Date: 2013-03-16 08:55 pm (UTC)
From: [identity profile] vladimirpotapov.livejournal.com
Это?


Уважаемые пользователи!

Мы приносим свои извинения, но доступ к запрашиваемому ресурсу ограничен.

Возможные причины ограничения доступа:

Сетевой адрес, позволяющий идентифицировать сайт в сети «Интернет», включен в Единый Реестр доменных имен, указателей страниц сайтов сети «Интернет» и сетевых адресов, позволяющих идентифицировать сайты в сети «Интернет», содержащие информацию, распространение которой в Российской Федерации запрещено.

Проверить наличие сетевого адреса в Едином реестре можно в разделе «Просмотр реестра» на сайте www.zapret-info.gov.ru.

Доступ ограничен по решению суда или по иным основаниям, установленным законодательством Российской Федерации.


Перейти на главную страницу сайта «Ростелеком»

Date: 2013-03-16 08:59 pm (UTC)
From: [identity profile] birdwatcher.livejournal.com
Вот это да, никогда не видел.
Ну, сделаем так.

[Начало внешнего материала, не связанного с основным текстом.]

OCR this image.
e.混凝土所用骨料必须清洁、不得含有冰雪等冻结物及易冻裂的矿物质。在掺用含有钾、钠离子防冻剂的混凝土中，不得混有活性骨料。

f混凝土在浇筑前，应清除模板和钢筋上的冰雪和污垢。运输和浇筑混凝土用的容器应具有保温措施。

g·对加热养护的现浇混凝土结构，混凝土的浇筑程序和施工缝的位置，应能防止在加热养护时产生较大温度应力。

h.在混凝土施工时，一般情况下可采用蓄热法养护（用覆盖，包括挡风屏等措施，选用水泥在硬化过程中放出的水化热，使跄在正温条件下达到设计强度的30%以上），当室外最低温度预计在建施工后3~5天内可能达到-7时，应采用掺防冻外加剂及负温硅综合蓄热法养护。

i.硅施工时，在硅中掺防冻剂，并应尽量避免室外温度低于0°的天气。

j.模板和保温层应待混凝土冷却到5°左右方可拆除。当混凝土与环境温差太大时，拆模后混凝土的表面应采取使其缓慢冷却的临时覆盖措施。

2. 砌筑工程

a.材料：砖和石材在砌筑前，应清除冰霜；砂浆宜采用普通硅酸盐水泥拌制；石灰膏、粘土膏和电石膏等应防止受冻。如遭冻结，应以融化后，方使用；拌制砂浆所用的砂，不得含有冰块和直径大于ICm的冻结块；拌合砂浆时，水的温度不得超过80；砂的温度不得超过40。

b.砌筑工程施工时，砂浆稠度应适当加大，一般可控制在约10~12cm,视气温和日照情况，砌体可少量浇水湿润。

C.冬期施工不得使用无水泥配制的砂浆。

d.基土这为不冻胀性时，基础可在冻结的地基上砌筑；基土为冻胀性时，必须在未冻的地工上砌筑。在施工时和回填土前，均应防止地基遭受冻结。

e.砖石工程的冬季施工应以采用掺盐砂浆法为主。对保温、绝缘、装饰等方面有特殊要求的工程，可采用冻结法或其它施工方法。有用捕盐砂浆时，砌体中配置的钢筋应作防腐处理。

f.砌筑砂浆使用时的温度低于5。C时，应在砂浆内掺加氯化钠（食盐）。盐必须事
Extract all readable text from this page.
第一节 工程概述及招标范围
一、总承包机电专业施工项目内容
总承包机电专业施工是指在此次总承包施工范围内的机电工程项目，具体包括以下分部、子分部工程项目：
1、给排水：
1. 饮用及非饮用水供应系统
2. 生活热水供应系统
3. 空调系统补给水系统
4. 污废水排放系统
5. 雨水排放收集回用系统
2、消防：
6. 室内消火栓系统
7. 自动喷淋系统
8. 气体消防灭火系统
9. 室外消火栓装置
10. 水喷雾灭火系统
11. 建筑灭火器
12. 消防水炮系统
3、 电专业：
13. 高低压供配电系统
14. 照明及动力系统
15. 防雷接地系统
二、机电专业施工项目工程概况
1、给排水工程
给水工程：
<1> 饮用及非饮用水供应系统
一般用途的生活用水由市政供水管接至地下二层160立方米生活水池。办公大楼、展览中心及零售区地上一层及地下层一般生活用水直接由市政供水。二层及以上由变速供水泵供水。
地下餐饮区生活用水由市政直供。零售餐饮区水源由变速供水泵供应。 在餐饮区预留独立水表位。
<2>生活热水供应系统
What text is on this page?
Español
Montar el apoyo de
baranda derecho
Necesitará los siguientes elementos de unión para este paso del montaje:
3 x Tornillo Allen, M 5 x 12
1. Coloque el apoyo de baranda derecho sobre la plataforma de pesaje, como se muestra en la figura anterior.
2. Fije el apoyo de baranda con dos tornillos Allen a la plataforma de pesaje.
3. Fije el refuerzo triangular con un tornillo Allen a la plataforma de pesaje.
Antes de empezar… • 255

Я вам сейчас скопирую, а там - поступайте, как знаете.

Everyone and his brother is reposting one of the many articles on the guy who used a 3-d printer to build an AR-15 lower receiver. They’re making it seem like this is important, because pretty soon you will be able to use a rep-rap to print up an AR-15. This isn’t stats-jackassery, but it is the most pig-ignorant engineering jackassery I’ve seen in some time.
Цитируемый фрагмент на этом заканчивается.